Tratto da "Il Gazzettino" del 1 febbraio 2005 - pag. IV

Anche il Mose ha un peccato originale. Una scelta progettuale che a cascata ha imposto enormi appesantimenti e irrigidimenti dell'intera struttura, facendo lievitare a dismisura costi e tempi di realizzazione e costringendo a complicare, e dunque a rendere meno affidabile, l'architettura dell'intera macchina che dovrebbe difendere Venezia dalle acque alte eccezionali.
«Il risultato sarà un impatto devastante per l'ambiente lagunare», ha denunciato ieri l'ing.

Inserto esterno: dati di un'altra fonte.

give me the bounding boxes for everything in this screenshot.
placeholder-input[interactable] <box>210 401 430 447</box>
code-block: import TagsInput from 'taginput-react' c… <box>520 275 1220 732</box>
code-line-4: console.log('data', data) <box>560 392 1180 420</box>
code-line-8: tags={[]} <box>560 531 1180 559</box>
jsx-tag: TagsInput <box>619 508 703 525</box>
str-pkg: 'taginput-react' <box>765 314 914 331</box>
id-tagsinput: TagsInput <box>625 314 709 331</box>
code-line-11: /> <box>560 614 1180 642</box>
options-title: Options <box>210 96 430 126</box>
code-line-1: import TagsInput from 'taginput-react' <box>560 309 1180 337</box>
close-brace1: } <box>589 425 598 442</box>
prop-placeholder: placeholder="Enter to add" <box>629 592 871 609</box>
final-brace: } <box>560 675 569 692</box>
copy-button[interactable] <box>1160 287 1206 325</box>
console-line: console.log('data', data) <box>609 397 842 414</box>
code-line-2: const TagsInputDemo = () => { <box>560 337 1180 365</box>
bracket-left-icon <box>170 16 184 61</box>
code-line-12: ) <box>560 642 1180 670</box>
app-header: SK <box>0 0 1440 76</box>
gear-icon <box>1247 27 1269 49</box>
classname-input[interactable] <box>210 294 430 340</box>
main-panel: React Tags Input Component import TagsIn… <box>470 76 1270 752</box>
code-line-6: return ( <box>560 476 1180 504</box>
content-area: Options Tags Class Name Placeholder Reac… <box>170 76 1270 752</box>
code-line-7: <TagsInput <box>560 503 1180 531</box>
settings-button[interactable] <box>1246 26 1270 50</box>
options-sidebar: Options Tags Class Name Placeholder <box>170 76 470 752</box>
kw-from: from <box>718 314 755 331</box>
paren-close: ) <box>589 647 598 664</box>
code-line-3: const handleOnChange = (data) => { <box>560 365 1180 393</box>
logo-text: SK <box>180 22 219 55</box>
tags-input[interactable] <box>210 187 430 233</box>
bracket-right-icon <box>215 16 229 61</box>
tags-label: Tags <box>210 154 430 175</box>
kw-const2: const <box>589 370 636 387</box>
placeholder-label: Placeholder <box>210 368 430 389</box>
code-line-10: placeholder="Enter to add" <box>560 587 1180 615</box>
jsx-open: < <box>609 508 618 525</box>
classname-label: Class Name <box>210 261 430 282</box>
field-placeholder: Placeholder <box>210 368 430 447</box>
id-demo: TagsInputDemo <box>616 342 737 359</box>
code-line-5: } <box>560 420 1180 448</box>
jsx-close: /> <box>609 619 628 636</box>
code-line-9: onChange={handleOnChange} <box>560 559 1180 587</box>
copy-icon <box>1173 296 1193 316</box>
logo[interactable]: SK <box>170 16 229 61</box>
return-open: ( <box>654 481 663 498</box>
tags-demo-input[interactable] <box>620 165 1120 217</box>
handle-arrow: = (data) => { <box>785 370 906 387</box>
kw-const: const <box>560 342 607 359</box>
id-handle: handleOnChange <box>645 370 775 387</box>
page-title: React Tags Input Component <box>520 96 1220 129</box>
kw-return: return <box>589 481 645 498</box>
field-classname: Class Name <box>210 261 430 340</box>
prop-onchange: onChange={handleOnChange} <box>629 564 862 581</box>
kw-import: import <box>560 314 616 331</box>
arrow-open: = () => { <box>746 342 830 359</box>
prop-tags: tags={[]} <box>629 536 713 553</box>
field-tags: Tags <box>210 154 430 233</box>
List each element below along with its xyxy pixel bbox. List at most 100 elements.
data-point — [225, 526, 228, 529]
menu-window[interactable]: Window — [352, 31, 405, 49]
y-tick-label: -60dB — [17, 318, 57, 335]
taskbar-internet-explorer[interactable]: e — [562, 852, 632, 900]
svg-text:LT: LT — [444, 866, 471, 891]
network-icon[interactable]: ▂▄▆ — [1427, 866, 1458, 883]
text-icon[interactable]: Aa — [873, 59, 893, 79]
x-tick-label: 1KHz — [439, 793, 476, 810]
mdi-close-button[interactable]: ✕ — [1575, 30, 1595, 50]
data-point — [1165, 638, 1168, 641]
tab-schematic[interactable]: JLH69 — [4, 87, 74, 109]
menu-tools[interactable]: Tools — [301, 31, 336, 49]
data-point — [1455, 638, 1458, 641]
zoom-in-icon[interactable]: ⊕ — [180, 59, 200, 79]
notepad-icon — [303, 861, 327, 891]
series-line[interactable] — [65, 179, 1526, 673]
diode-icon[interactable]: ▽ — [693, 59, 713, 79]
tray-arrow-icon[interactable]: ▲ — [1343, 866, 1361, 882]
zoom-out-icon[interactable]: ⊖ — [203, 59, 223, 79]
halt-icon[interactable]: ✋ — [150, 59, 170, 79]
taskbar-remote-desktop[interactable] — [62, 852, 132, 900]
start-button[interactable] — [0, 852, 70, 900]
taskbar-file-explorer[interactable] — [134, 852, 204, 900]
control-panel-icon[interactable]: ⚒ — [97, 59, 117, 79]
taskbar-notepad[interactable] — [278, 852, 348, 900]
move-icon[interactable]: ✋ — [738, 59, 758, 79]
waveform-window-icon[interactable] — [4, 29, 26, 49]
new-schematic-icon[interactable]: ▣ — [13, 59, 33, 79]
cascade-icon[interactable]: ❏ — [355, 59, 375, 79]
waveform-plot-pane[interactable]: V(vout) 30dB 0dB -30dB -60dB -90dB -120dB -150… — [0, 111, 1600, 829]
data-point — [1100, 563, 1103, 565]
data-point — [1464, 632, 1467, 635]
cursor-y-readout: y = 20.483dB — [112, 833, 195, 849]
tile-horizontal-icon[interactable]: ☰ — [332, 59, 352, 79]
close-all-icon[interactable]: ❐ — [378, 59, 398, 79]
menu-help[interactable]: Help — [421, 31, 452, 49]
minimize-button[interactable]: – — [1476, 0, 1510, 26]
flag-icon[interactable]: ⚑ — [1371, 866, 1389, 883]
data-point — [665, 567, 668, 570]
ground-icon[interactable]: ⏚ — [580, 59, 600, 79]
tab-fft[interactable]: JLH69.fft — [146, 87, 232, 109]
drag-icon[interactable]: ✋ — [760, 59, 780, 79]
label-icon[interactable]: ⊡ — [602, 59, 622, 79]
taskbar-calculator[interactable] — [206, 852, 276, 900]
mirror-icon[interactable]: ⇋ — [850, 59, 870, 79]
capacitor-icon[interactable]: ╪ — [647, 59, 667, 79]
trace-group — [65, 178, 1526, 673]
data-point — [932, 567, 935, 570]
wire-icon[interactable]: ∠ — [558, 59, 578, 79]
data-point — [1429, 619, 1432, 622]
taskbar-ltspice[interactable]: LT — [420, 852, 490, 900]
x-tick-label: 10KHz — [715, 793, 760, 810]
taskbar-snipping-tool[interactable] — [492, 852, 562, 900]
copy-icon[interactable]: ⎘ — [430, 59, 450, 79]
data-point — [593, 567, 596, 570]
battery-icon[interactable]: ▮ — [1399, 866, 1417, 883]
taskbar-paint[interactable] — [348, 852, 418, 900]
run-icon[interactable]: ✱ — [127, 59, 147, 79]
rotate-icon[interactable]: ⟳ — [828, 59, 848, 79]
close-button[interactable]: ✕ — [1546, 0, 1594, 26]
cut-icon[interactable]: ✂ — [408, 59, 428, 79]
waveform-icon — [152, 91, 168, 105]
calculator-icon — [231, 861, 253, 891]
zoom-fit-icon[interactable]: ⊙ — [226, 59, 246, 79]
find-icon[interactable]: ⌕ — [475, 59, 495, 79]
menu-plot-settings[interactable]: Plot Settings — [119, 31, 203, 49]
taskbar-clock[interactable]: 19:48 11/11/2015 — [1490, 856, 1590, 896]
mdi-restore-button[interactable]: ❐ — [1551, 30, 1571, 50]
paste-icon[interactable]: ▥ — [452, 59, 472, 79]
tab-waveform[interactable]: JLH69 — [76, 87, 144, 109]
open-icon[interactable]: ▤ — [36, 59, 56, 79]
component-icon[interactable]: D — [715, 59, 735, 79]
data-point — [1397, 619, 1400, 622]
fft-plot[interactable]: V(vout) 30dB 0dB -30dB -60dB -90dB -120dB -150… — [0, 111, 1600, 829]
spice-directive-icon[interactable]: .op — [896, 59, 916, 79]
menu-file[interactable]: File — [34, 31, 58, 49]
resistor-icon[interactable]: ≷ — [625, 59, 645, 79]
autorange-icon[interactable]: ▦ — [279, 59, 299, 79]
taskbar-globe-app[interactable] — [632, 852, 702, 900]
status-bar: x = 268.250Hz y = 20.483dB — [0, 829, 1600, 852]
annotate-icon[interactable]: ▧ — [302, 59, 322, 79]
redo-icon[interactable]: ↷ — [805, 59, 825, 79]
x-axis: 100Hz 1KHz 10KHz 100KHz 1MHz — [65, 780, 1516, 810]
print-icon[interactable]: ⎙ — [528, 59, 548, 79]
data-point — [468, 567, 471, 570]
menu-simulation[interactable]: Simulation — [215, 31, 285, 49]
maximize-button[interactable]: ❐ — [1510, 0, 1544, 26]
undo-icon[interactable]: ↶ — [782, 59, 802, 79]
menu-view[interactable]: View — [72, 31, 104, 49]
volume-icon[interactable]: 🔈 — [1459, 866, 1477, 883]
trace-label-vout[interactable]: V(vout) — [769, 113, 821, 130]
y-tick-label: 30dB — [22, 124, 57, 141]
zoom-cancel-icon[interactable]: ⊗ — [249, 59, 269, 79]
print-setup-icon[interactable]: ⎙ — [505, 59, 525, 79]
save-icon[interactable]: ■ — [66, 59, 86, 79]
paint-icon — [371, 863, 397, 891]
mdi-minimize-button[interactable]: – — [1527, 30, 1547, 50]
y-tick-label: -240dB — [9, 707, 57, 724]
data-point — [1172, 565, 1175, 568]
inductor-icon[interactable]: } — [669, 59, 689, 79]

Vincenzo Di Tella, che a 4 anni dall'ideazione ha potuto illustrare alla commissione Legge speciale del Comune il suo progetto alternativo, sviluppato allo stadio di preliminare in collaborazione con gli ingegneri Paolo Vielmo e Gaetano Sebastiani: una sorta di Mose riveduto e corretto, che Di Tella ha brevettato.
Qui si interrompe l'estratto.